A $15 federal minimum wage would lift nearly a million Americans out of poverty but cost 1.4 million jobs, according to a report released Monday by the Congressional Budget Office (CBO).
The CBO’s analysis also found that if the Raise the Wage Act of 2021 were enacted, the cumulative budget deficit is estimated to increase by $54 billion from 2021 to 2031.
Some economists pushed back Monday on the analysis that the Raise the Wage Act would be detrimental to employment and the federal budget. Among them was Michael Reich, who teaches economics at the University of California at Berkeley and co-chairs the Center on Wage and Employment Dynamics at the Institute for Research on Labor and Employment.
“A phased increase would likely be absorbed without detectable effects on employment,” Reich told reporters on Monday.

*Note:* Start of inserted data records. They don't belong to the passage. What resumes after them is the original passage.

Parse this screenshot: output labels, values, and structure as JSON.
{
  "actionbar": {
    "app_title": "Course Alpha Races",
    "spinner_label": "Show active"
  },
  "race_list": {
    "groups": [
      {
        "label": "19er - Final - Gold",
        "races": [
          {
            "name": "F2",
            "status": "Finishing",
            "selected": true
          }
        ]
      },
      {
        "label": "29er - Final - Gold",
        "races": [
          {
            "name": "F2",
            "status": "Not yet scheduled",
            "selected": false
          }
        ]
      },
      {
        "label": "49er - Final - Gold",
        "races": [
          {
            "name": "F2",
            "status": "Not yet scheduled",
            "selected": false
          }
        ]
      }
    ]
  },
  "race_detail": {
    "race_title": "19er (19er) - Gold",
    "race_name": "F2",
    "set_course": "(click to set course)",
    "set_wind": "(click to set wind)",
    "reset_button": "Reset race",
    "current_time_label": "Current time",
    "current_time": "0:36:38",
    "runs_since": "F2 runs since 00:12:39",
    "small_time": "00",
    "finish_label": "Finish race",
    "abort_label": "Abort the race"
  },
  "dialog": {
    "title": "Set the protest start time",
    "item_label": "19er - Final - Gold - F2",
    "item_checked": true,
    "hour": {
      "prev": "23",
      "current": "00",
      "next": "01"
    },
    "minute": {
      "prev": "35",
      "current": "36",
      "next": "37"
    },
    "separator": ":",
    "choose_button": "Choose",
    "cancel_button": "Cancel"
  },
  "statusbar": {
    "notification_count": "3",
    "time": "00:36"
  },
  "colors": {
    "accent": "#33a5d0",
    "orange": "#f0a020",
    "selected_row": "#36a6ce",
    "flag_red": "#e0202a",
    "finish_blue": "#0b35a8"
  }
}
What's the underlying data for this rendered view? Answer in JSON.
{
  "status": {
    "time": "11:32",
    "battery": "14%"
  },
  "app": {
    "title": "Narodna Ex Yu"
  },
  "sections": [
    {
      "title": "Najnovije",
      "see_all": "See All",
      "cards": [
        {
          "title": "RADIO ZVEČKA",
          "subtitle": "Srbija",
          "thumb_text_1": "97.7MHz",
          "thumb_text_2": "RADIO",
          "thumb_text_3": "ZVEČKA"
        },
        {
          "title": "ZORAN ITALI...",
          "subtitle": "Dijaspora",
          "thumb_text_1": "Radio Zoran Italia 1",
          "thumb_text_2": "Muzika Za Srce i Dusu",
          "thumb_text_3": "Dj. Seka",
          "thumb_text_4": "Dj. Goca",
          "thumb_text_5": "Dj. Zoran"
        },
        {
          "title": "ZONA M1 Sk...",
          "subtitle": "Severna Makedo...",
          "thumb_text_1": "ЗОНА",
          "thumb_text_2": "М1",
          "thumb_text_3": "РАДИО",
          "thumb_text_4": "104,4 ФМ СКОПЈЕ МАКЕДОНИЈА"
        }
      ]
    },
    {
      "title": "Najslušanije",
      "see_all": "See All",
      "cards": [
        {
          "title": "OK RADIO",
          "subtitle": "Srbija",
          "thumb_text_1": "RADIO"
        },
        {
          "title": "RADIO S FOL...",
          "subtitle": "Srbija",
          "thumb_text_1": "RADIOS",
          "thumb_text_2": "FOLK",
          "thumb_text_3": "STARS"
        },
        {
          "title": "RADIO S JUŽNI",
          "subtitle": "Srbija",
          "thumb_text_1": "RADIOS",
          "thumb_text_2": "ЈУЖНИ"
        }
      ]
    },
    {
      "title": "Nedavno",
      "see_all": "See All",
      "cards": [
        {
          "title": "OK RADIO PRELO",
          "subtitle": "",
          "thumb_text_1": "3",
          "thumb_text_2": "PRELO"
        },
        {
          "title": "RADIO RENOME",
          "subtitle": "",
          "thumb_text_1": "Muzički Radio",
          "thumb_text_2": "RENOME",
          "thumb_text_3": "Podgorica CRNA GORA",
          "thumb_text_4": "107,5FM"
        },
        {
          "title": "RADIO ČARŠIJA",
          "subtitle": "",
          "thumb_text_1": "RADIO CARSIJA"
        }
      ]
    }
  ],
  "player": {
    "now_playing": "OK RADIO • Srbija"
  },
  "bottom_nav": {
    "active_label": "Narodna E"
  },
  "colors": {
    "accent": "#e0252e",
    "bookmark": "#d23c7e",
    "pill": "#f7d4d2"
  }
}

He said a $15 federal minimum wage would have a positive effect on the federal budget, rather than widen the deficit.
According to a report released by the Economic Policy Institute (EPI) last week, implementing a $15 wage by 2025 would increase tax revenues while “government expenditures on major public assistance programs would fall by between $13.4 billion and $31.0 billion annually.”
Reich said that once the $15 wage is fully implemented in four years, the Raise the Wage Act would have an overall positive effect of $65.4 billion on the federal budget.
He provided two examples of how the Act would translate into money-saving behaviors. In one, workers would purchase food with their paychecks rather than food stamps, leaving more savings for national nutrition programs. The same EPI report found the Supplemental Nutrition Assistance Program (SNAP), among other government payouts, would decrease by between $5.2 billion and $10.3 billion annually. In another case, older workers would delay retirement and continue collecting high paychecks. This would be relieving for the Social Security trust fund, Reich said.
The employment effect of the Raise the Wage Act is “essentially zero,” Ben Zipperer, economist at the Economic Policy Institute, told reporters on Monday.
Zipperer contrasted the CBO’s analysis with the findings of the 2020 report “Minimum Wages and Racial Inequality” by Ella Derenoncourt and Clare Montialoux. This report finds “no aggregate effect” on employment by the 1966 Fair Labor Standards Act, which extended the federal minimum wage. The report is considered a landmark consensus on the null effect of an increased minimum wage on employment numbers.
Heidi Shierholz, director of policy at the Economic Policy Institute, told reporters Monday that the CBO has not “caught up” to this consensus among economists, and the government office has “changed their methods” since publishing its 2019 report that found no identifiable effects of an increased minimum wage.
“There is a two-thirds chance that the change in employment would be between about zero and a decrease of 3.7 million workers,” the 2019 CBO analysis reads.
The CBO did conduct a review of post-2019 research on the minimum wage’s impact on employment, including Derenoncourt and Montialoux’s study, a CBO spokesperson confirmed in an email to Newsweek.
CBO’s literature review found “economic models yield conflicting conclusions” as to the minimum wage’s impact on employment, stating: “Only a limited number of empirical studies have considered whether employment responds differently to a higher minimum wage during a period of high unemployment, and those studies have yielded inconclusive results.”
Monday’s report does explain itself for the differences between the 2019 and 2021 analysis. Namely, the CBO’s baseline projections differ because the passage of a $15 state minimum wage in Florida would reduce the overall number of workers affected by the Raise the Wage Act. The differing start and end dates of the two reports also accounts for the distinct conclusions. Further, the CBO used the mean outcome of its data to base the 2021 analysis on, rather than the median value it used in 2019.
William E. Spriggs, chief economist at the AFL-CIO, said in a press call on Monday it was a “tragedy” the CBO was not acting as a “fair abitror” and “continued mischaracterizations of the minimum wage are unwarranted.”
He added the main point economists corroborate in the new CBO report was the fact that poverty will be decreased by nearly 1 million.
“Even if you take [the CBO’s] findings at face value, they find that for a really small cost to the federal government the [increased] minimum wage would do extremely valuable things,” Shierholz said, adding the CBO found the benefit for 27 million low-wage workers would far outweigh the governmental costs, shifting income from higher-income people toward lower-income people.
Shierholz said the biggest takeaway from Monday’s analysis is the impact the CBO’s conclusions have on the federal budget: “One key part of [the CBO’s] findings hinge on these employment effects. If that many people lose their jobs, then that safety net spending for them goes way up.”
There is also the question of whether Democrats can pass the Raise the Wage Act through reconciliation, the process that allows the Senate to pass legislation with only a slim majority vote. This means all Senate Democrats must unanimously support a bill if it’s to pass. Spriggs said it would be best for Congress to pass the federal minimum wage increase in reconciliation.
Spriggs added: “The CBO has stepped outside its bounds and is not speaking truth to power, but is giving information that is misleading.”